Following the House-passage of the James M. Inhofe National Defense Authorization Act for Fiscal Year 2023 (HR 7776) on a vote of 350 - 85, the Senate will vote on the must-pass legislation this week. The NDAA features $858 billion in defense spending, an 8% increase from FY 2022 and $45 billion more than the White House requested. The NDAA includes a 4.6% pay raise for active-duty personnel, $800 million to Ukraine for military assistance, $10 billion in military aid to Taiwan over 10 years, and an overhaul to the military’s approach to sexual misconduct. The House version included a bipartisan amendment to end the COVID-19 vaccine mandate for service members. The Senate will work through amendments, and Senate Majority Leader Chuck Schumer (D-NY) has yet to determine if he will allow a vote on permitting reform, a measure sought after by Sen. Joe Manchin (D-WV) that would expedite the environmental review process for energy projects.
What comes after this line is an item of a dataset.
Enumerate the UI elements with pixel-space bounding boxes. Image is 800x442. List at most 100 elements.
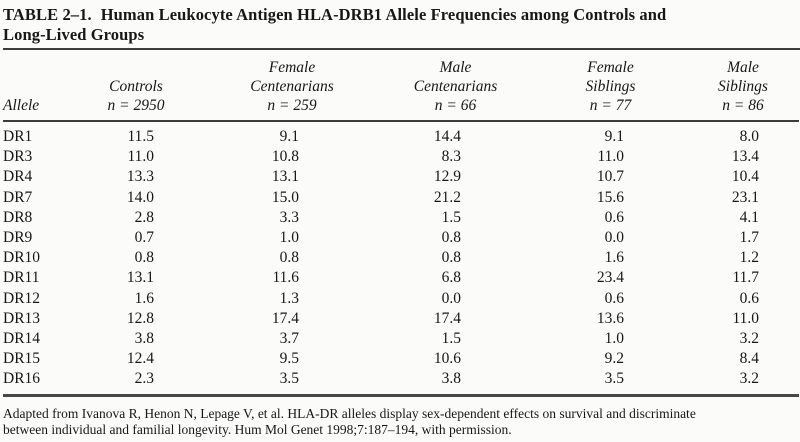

The House will consider 39 bills under suspension of the rules, including the Senate-passed Flood Level Observation, Operations, and Decision Support (FLOODS) Act (S 1617), which would authorize the Small Business Administration (SBA) to declare a disaster in rural areas impacted by significant damage and provide specific assistance. The House will also vote on the Equal Access to Green Cards for Legal Employment (EAGLE) Act of 2022 (H. R. 3648), which would require the National Oceanic and Atmospheric Administration (NOAA) to expand its efforts to forecast floods and communicate with the public. 


Various House and Senate committees will hold hearings this week, including a Senate Energy and Natural Resources Committee hearing on “The Department of the Interior’s Implementation of the Infrastructure Investment and Jobs Act,” a Senate Commerce, Science, and Transportation hearing on “Solutions to Meet America's Broadband Needs” and the House Oversight and Reform Committee hearing on “Preparing for and Preventing the Next Public Health Emergency: Lessons Learned from the Coronavirus Crisis.”